McCoury represents the older traditions of bluegrass, having joined Bill Monroe’s “Bluegrass Boys” on guitar in 1963. Joined by his sons Ronnie and Rob, he formed the Del McCoury Band in the late eighties and early nineties. The group has been playing high quality bluegrass around the country for decades, appearing at numerous festivals including McCoury’s own Delfest, in Cumberland, Md.
Furtado started playing banjo as a young man, progressing to the slide guitar a few years later. He plays a wide variety of folk, blues, jazz and other styles. Two time winner of the National Banjo Competition, he has worked with Allison Krauss, Tim O’Brien, Laurie Lewis, and other artists.
“I think I was kind of doomed to be a multi-genre player from the start,” Furtado told the Telluride Daily Planet in 2007.
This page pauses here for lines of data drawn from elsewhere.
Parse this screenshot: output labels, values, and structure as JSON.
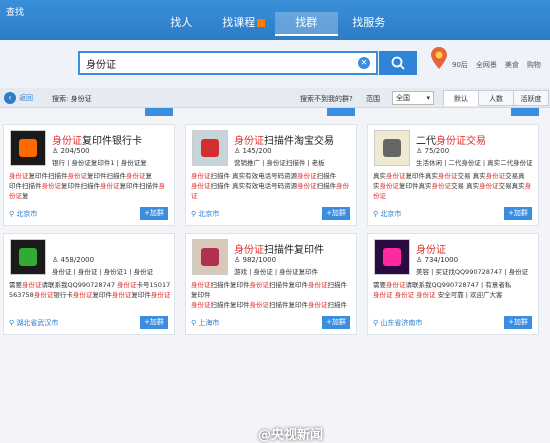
{
  "app": {
    "logo": "查找"
  },
  "nav": {
    "tabs": [
      "找人",
      "找课程",
      "找群",
      "找服务"
    ],
    "active_index": 2
  },
  "search": {
    "query": "身份证",
    "clear_icon": "clear-icon",
    "search_icon": "search-icon"
  },
  "weather": {
    "temp": "90后",
    "items": [
      "全网景",
      "美食",
      "购物"
    ]
  },
  "filter": {
    "back_label": "返回",
    "search_label": "搜索: 身份证",
    "hint": "搜索不到我的群?",
    "range_label": "范围",
    "range_value": "全国",
    "sort_tabs": [
      "默认",
      "人数",
      "活跃度"
    ]
  },
  "cards": [
    {
      "title_hl": "身份证",
      "title_rest": "复印件银行卡",
      "members": "204/500",
      "tags": "银行 | 身份证复印件1 | 身份证复",
      "desc": [
        "身份证复印件扫描件身份证复印件扫描件身份证复",
        "印件扫描件身份证复印件扫描件身份证复印件扫描件身份证复",
        "身份证"
      ],
      "location": "北京市",
      "join": "+加群",
      "icon_colors": [
        "#1a1a1a",
        "#ff6a00"
      ]
    },
    {
      "title_hl": "身份证",
      "title_rest": "扫描件淘宝交易",
      "members": "145/200",
      "tags": "营销推广 | 身份证扫描件 | 老板",
      "desc": [
        "身份证扫描件 真实有效电话号码资源身份证扫描件",
        "身份证扫描件 真实有效电话号码资源身份证扫描件身份证"
      ],
      "location": "北京市",
      "join": "+加群",
      "icon_colors": [
        "#c8d4dc",
        "#d23030"
      ]
    },
    {
      "title_hl": "二代",
      "title_rest": "身份证交易",
      "title_prefix_plain": true,
      "members": "75/200",
      "tags": "生活休闲 | 二代身份证 | 真实二代身份证",
      "desc": [
        "真实身份证复印件真实身份证交易 真实身份证交易真",
        "实身份证复印件真实身份证交易 真实身份证交易真实身份证",
        "复印件真实身份证交易"
      ],
      "location": "北京市",
      "join": "+加群",
      "icon_colors": [
        "#f1ead2",
        "#666666"
      ]
    },
    {
      "title_hl": "",
      "title_rest": "",
      "members": "458/2000",
      "tags": "身份证 | 身份证 | 身份证1 | 身份证",
      "desc": [
        "需要身份证请联系我QQ990728747 身份证卡号15017",
        "563758身份证银行卡身份证复印件身份证复印件身份证"
      ],
      "location": "湖北省武汉市",
      "join": "+加群",
      "icon_colors": [
        "#1a1a1a",
        "#33aa33"
      ]
    },
    {
      "title_hl": "身份证",
      "title_rest": "扫描件复印件",
      "members": "982/1000",
      "tags": "游戏 | 身份证 | 身份证复印件",
      "desc": [
        "身份证扫描件复印件身份证扫描件复印件身份证扫描件复印件",
        "身份证扫描件复印件身份证扫描件复印件身份证扫描件复印件"
      ],
      "location": "上海市",
      "join": "+加群",
      "icon_colors": [
        "#d8c8b8",
        "#b03050"
      ]
    },
    {
      "title_hl": "身份证",
      "title_rest": "",
      "members": "734/1000",
      "tags": "美容 | 买证找QQ990728747 | 身份证",
      "desc": [
        "需要身份证请联系我QQ990728747 | 有意者私",
        "身份证 身份证 身份证 安全可靠 | 欢迎广大客"
      ],
      "location": "山东省济南市",
      "join": "+加群",
      "icon_colors": [
        "#2a0a40",
        "#ff2aa0"
      ]
    }
  ],
  "watermark": "@央视新闻"
}
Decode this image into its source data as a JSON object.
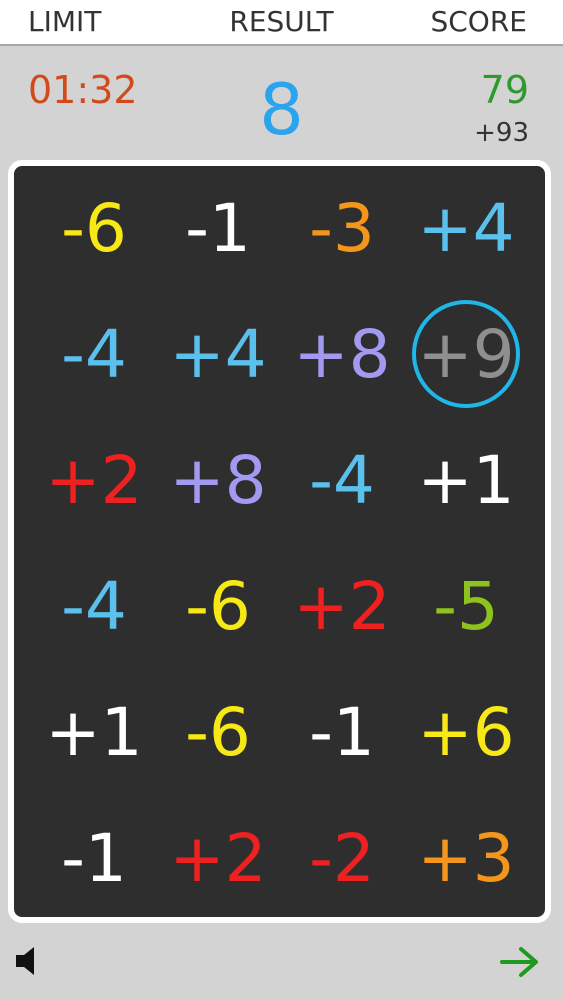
{
  "header": {
    "limit_label": "LIMIT",
    "result_label": "RESULT",
    "score_label": "SCORE"
  },
  "status": {
    "time_limit": "01:32",
    "result": "8",
    "score": "79",
    "bonus": "+93"
  },
  "board": {
    "columns": 4,
    "selected_index": 7,
    "tiles": [
      {
        "text": "-6",
        "color": "#f7e816"
      },
      {
        "text": "-1",
        "color": "#ffffff"
      },
      {
        "text": "-3",
        "color": "#f4961c"
      },
      {
        "text": "+4",
        "color": "#5bc0eb"
      },
      {
        "text": "-4",
        "color": "#5bc0eb"
      },
      {
        "text": "+4",
        "color": "#5bc0eb"
      },
      {
        "text": "+8",
        "color": "#a29af0"
      },
      {
        "text": "+9",
        "color": "#8f8f8f"
      },
      {
        "text": "+2",
        "color": "#ee2020"
      },
      {
        "text": "+8",
        "color": "#a29af0"
      },
      {
        "text": "-4",
        "color": "#5bc0eb"
      },
      {
        "text": "+1",
        "color": "#ffffff"
      },
      {
        "text": "-4",
        "color": "#5bc0eb"
      },
      {
        "text": "-6",
        "color": "#f7e816"
      },
      {
        "text": "+2",
        "color": "#ee2020"
      },
      {
        "text": "-5",
        "color": "#8dc21f"
      },
      {
        "text": "+1",
        "color": "#ffffff"
      },
      {
        "text": "-6",
        "color": "#f7e816"
      },
      {
        "text": "-1",
        "color": "#ffffff"
      },
      {
        "text": "+6",
        "color": "#f7e816"
      },
      {
        "text": "-1",
        "color": "#ffffff"
      },
      {
        "text": "+2",
        "color": "#ee2020"
      },
      {
        "text": "-2",
        "color": "#ee2020"
      },
      {
        "text": "+3",
        "color": "#f4961c"
      }
    ]
  },
  "controls": {
    "sound_icon": "speaker-icon",
    "next_icon": "arrow-right-icon",
    "next_color": "#1e9a1e"
  }
}
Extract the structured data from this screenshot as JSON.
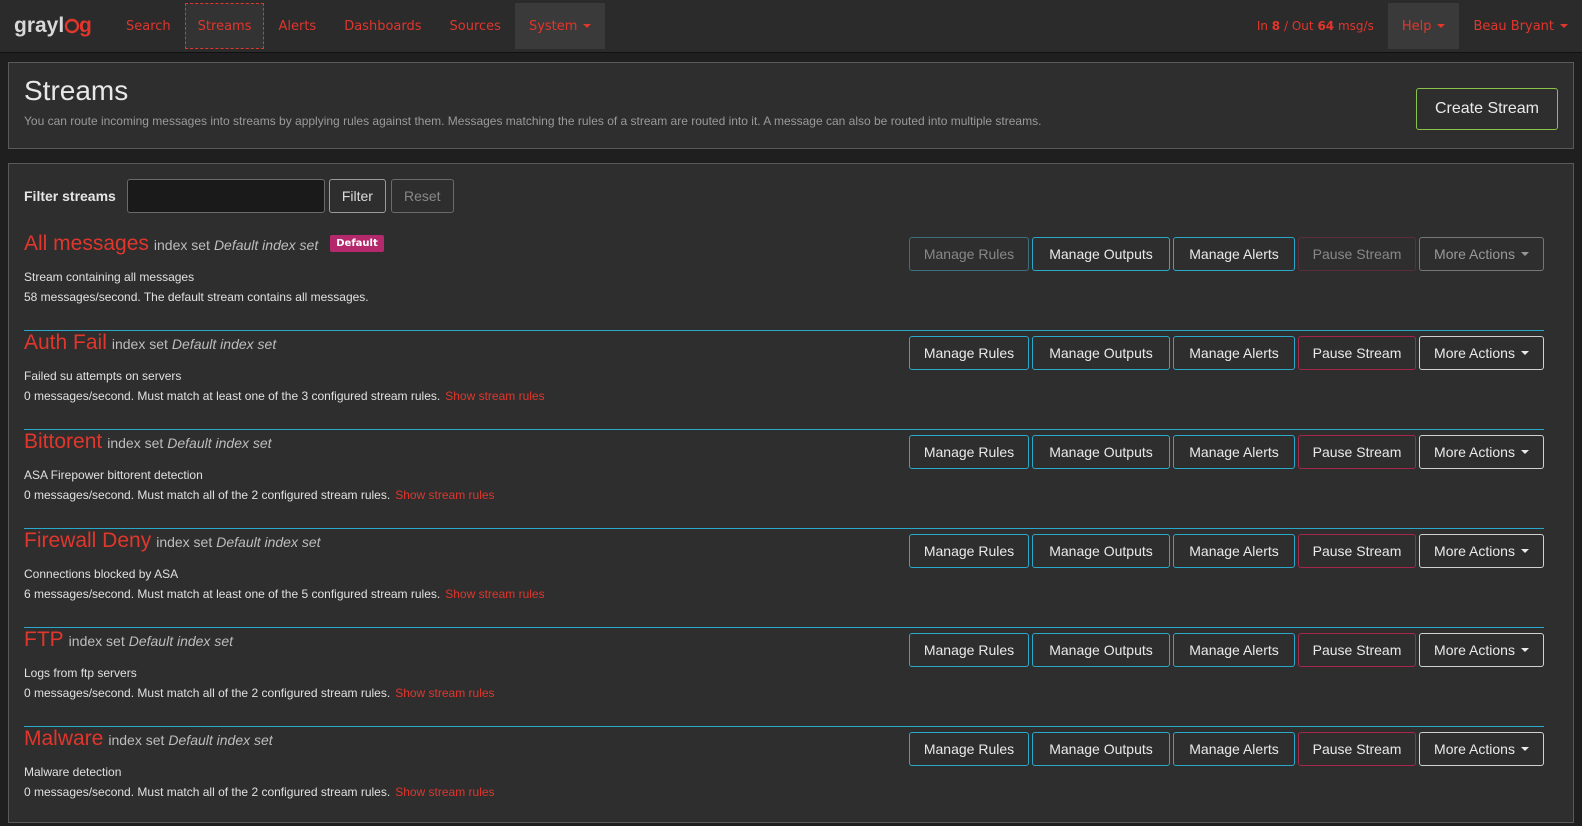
{
  "nav": {
    "brand": "graylog",
    "items": [
      {
        "label": "Search"
      },
      {
        "label": "Streams"
      },
      {
        "label": "Alerts"
      },
      {
        "label": "Dashboards"
      },
      {
        "label": "Sources"
      },
      {
        "label": "System"
      }
    ],
    "throughput": {
      "in_label": "In",
      "in_value": "8",
      "separator": "/",
      "out_label": "Out",
      "out_value": "64",
      "unit": "msg/s"
    },
    "help": "Help",
    "user": "Beau Bryant"
  },
  "header": {
    "title": "Streams",
    "description": "You can route incoming messages into streams by applying rules against them. Messages matching the rules of a stream are routed into it. A message can also be routed into multiple streams.",
    "create_button": "Create Stream"
  },
  "filter": {
    "label": "Filter streams",
    "value": "",
    "filter_button": "Filter",
    "reset_button": "Reset"
  },
  "labels": {
    "index_set": "index set",
    "manage_rules": "Manage Rules",
    "manage_outputs": "Manage Outputs",
    "manage_alerts": "Manage Alerts",
    "pause_stream": "Pause Stream",
    "more_actions": "More Actions",
    "show_rules": "Show stream rules"
  },
  "streams": [
    {
      "title": "All messages",
      "index_set": "Default index set",
      "badge": "Default",
      "description": "Stream containing all messages",
      "stats": "58 messages/second. The default stream contains all messages.",
      "show_rules": ""
    },
    {
      "title": "Auth Fail",
      "index_set": "Default index set",
      "badge": "",
      "description": "Failed su attempts on servers",
      "stats": "0 messages/second. Must match at least one of the 3 configured stream rules.",
      "show_rules": "Show stream rules"
    },
    {
      "title": "Bittorent",
      "index_set": "Default index set",
      "badge": "",
      "description": "ASA Firepower bittorent detection",
      "stats": "0 messages/second. Must match all of the 2 configured stream rules.",
      "show_rules": "Show stream rules"
    },
    {
      "title": "Firewall Deny",
      "index_set": "Default index set",
      "badge": "",
      "description": "Connections blocked by ASA",
      "stats": "6 messages/second. Must match at least one of the 5 configured stream rules.",
      "show_rules": "Show stream rules"
    },
    {
      "title": "FTP",
      "index_set": "Default index set",
      "badge": "",
      "description": "Logs from ftp servers",
      "stats": "0 messages/second. Must match all of the 2 configured stream rules.",
      "show_rules": "Show stream rules"
    },
    {
      "title": "Malware",
      "index_set": "Default index set",
      "badge": "",
      "description": "Malware detection",
      "stats": "0 messages/second. Must match all of the 2 configured stream rules.",
      "show_rules": "Show stream rules"
    }
  ],
  "colors": {
    "accent": "#e0362c",
    "info": "#2aa8c9",
    "danger": "#a3284b",
    "badge": "#b3296c",
    "success": "#8bc34a"
  }
}
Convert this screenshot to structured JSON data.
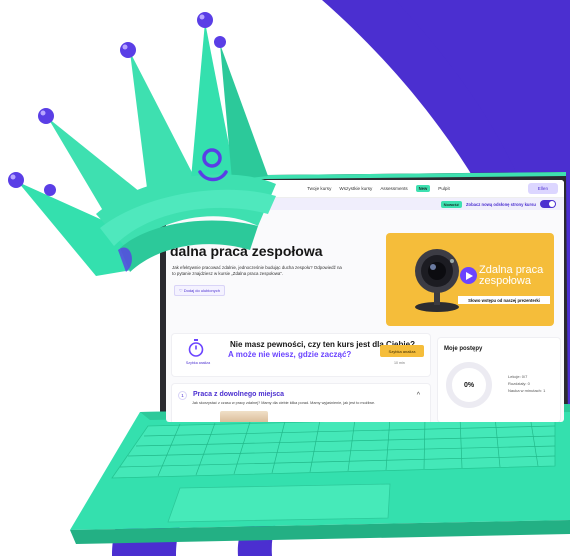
{
  "colors": {
    "purple": "#4b2fd0",
    "mint": "#3ee0b0",
    "yellow": "#f5bd3a"
  },
  "topnav": {
    "items": [
      "Twoje kursy",
      "Wszystkie kursy",
      "Assessments"
    ],
    "new_badge": "New",
    "last_item": "Pulpit",
    "user": "Ellen"
  },
  "new_bar": {
    "pill": "Nowość",
    "text": "Zobacz nową odsłonę strony kursu"
  },
  "course": {
    "title": "dalna praca zespołowa",
    "description": "Jak efektywnie pracować zdalnie, jednocześnie budując ducha zespołu? Odpowiedź na to pytanie znajdziesz w kursie „Zdalna praca zespołowa”.",
    "add_favorite": "Dodaj do ulubionych"
  },
  "video": {
    "title": "Zdalna praca zespołowa",
    "caption": "Słowo wstępu od naszej prezenterki"
  },
  "quiz": {
    "label": "Szybka analiza",
    "heading": "Nie masz pewności, czy ten kurs jest dla Ciebie?",
    "subheading": "A może nie wiesz, gdzie zacząć?",
    "button": "Szybka analiza",
    "time": "10 min"
  },
  "progress": {
    "title": "Moje postępy",
    "percent": "0%",
    "percent_value": 0,
    "stats": [
      "Lekcje: 0/7",
      "Rozdziały: 0",
      "Nauka w minutach: 1"
    ]
  },
  "lesson": {
    "number": "1",
    "title": "Praca z dowolnego miejsca",
    "subtitle": "Jak skorzystać z czasu w pracy zdalnej? Mamy dla ciebie kilka porad. Mamy wyjaśnienie, jak jest to możliwe.",
    "chevron": "^"
  },
  "crown": {
    "logo": "g"
  }
}
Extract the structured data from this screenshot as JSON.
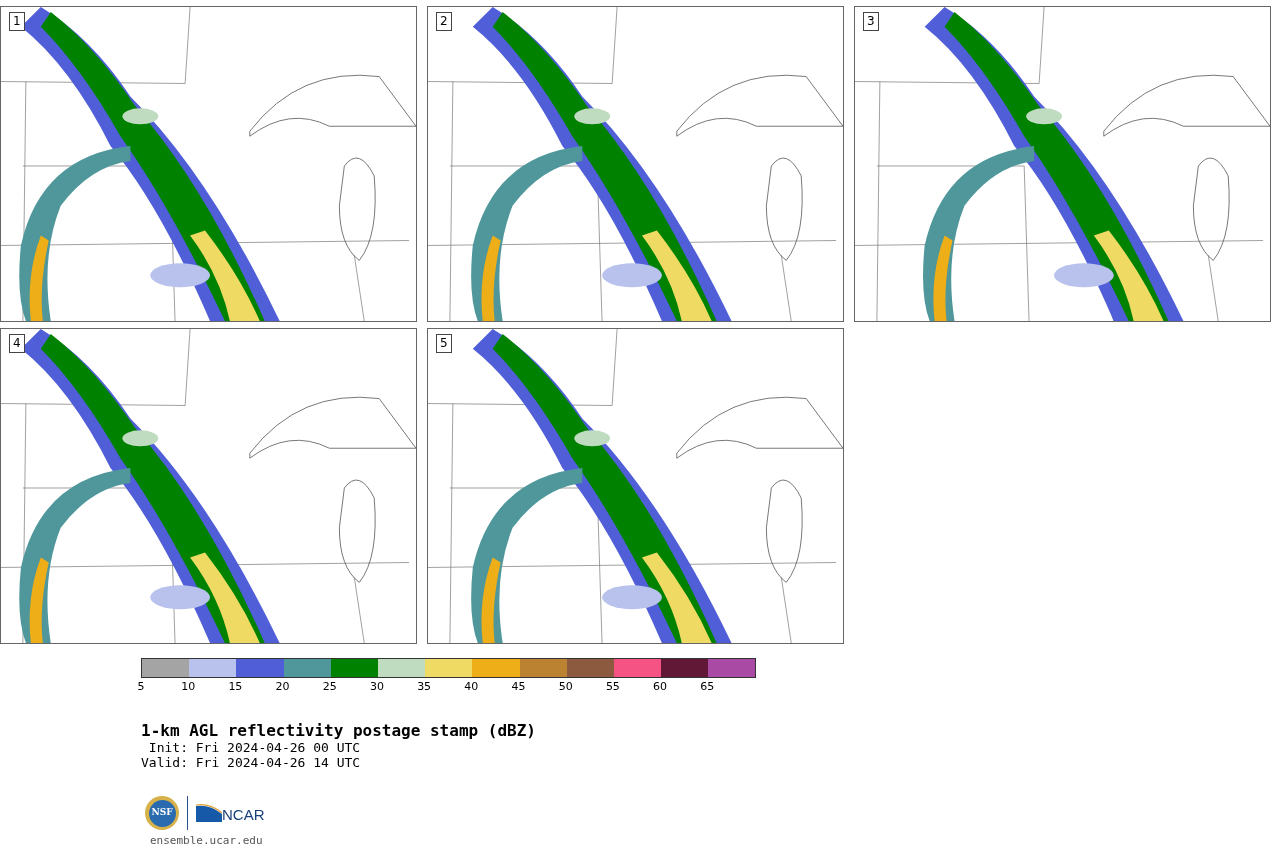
{
  "panels": [
    {
      "label": "1"
    },
    {
      "label": "2"
    },
    {
      "label": "3"
    },
    {
      "label": "4"
    },
    {
      "label": "5"
    }
  ],
  "colorbar": {
    "bins": [
      {
        "color": "#a4a4a4"
      },
      {
        "color": "#b8c2ed"
      },
      {
        "color": "#505fd8"
      },
      {
        "color": "#4f979b"
      },
      {
        "color": "#008200"
      },
      {
        "color": "#c0dcc0"
      },
      {
        "color": "#efdb63"
      },
      {
        "color": "#eeae17"
      },
      {
        "color": "#bb8232"
      },
      {
        "color": "#8b5a3f"
      },
      {
        "color": "#f55383"
      },
      {
        "color": "#611836"
      },
      {
        "color": "#a94aa4"
      }
    ],
    "ticks": [
      "5",
      "10",
      "15",
      "20",
      "25",
      "30",
      "35",
      "40",
      "45",
      "50",
      "55",
      "60",
      "65"
    ]
  },
  "title": "1-km AGL reflectivity postage stamp (dBZ)",
  "init": " Init: Fri 2024-04-26 00 UTC",
  "valid": "Valid: Fri 2024-04-26 14 UTC",
  "logo": {
    "left": "NSF",
    "right": "NCAR"
  },
  "url": "ensemble.ucar.edu"
}
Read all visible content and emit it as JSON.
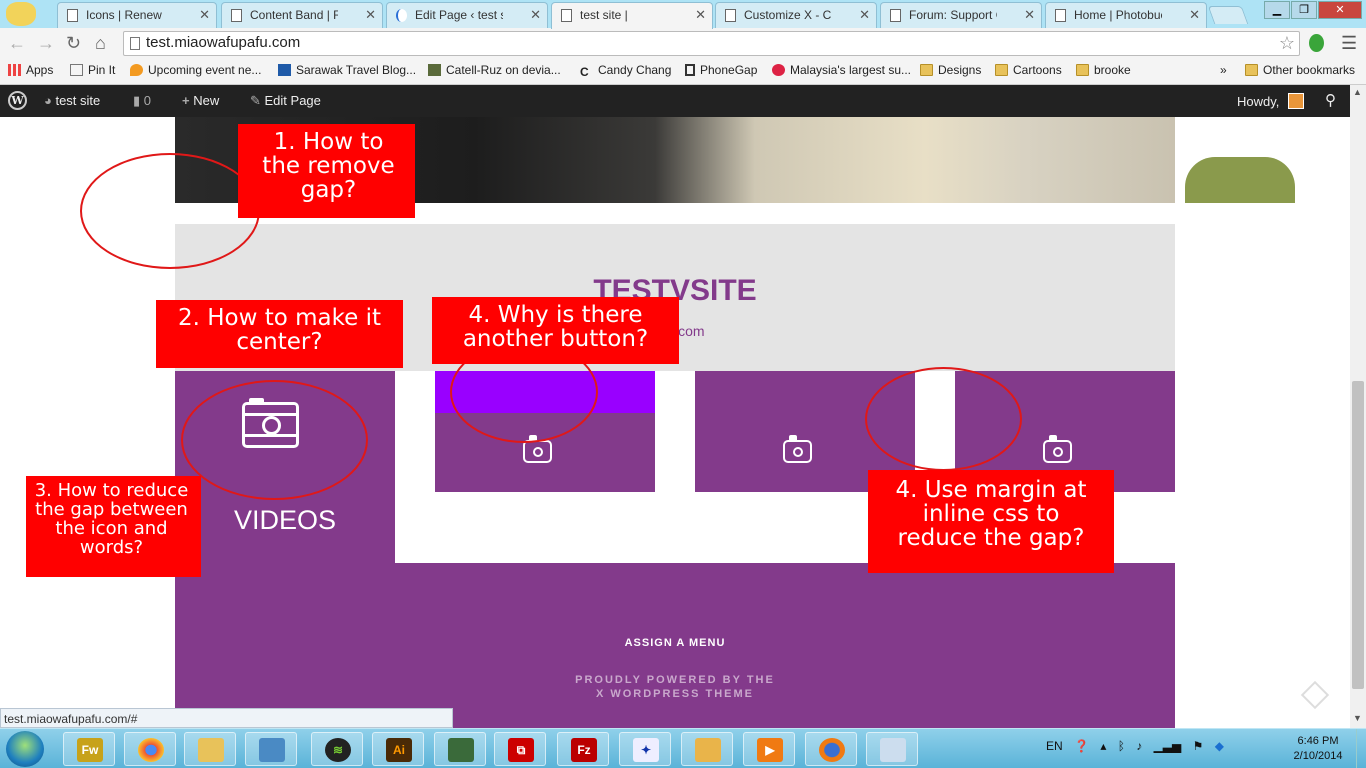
{
  "browser": {
    "tabs": [
      {
        "label": "Icons | Renew",
        "active": false
      },
      {
        "label": "Content Band | Rene",
        "active": false
      },
      {
        "label": "Edit Page ‹ test site —",
        "active": false
      },
      {
        "label": "test site |",
        "active": true
      },
      {
        "label": "Customize X - Child",
        "active": false
      },
      {
        "label": "Forum: Support Cent",
        "active": false
      },
      {
        "label": "Home | Photobucket",
        "active": false
      }
    ],
    "url": "test.miaowafupafu.com",
    "bookmarks": [
      "Apps",
      "Pin It",
      "Upcoming event ne...",
      "Sarawak Travel Blog...",
      "Catell-Ruz on devia...",
      "Candy Chang",
      "PhoneGap",
      "Malaysia's largest su...",
      "Designs",
      "Cartoons",
      "brooke",
      "»",
      "Other bookmarks"
    ],
    "status_url": "test.miaowafupafu.com/#"
  },
  "wp_admin": {
    "site_name": "test site",
    "comments": "0",
    "new_label": "New",
    "edit_label": "Edit Page",
    "howdy": "Howdy,"
  },
  "site": {
    "title": "TESTVSITE",
    "url_text": "vsite.com",
    "videos_label": "VIDEOS",
    "assign_menu": "ASSIGN A MENU",
    "powered_line1": "PROUDLY POWERED BY THE",
    "powered_line2": "X WORDPRESS THEME"
  },
  "annotations": [
    "1. How to the remove gap?",
    "2. How to make it center?",
    "3. How to reduce the gap between the icon and words?",
    "4. Why is there another button?",
    "4. Use margin at inline css to reduce the gap?"
  ],
  "taskbar": {
    "lang": "EN",
    "time": "6:46 PM",
    "date": "2/10/2014"
  },
  "colors": {
    "brand_purple": "#833a8b",
    "extra_button": "#9900ff",
    "annotation": "#ff0000"
  }
}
Mountain of Strings is a homegrown Lake Tahoe creation. South Lake Tahoe’s Pet Projekt Productions joined with North Shore’s Devil Daog Productions to develop and book the festival. Backed by Crystal Bay Club Casino and Squaw Valley Ski Resort, the promoters intend for Mountain of Strings to become a regular event in coming years.
“The idea is to create a signature bluegrass event in Squaw Valley around Yonder’s spring tour,” Kronenberg said. “Tahoe doesn’t really have it’s own bluegrass thing.”
With the late April date, the promoters are well aware that weather could pose a challenge. With that in mind, the show will be held in a large heated tent with concession available in an area outside, Kronenberg said.
A pre-party featuring North Tahoe’s own Dead Winter Carpenters will be held at Crystal Bay Club Casino on April 27.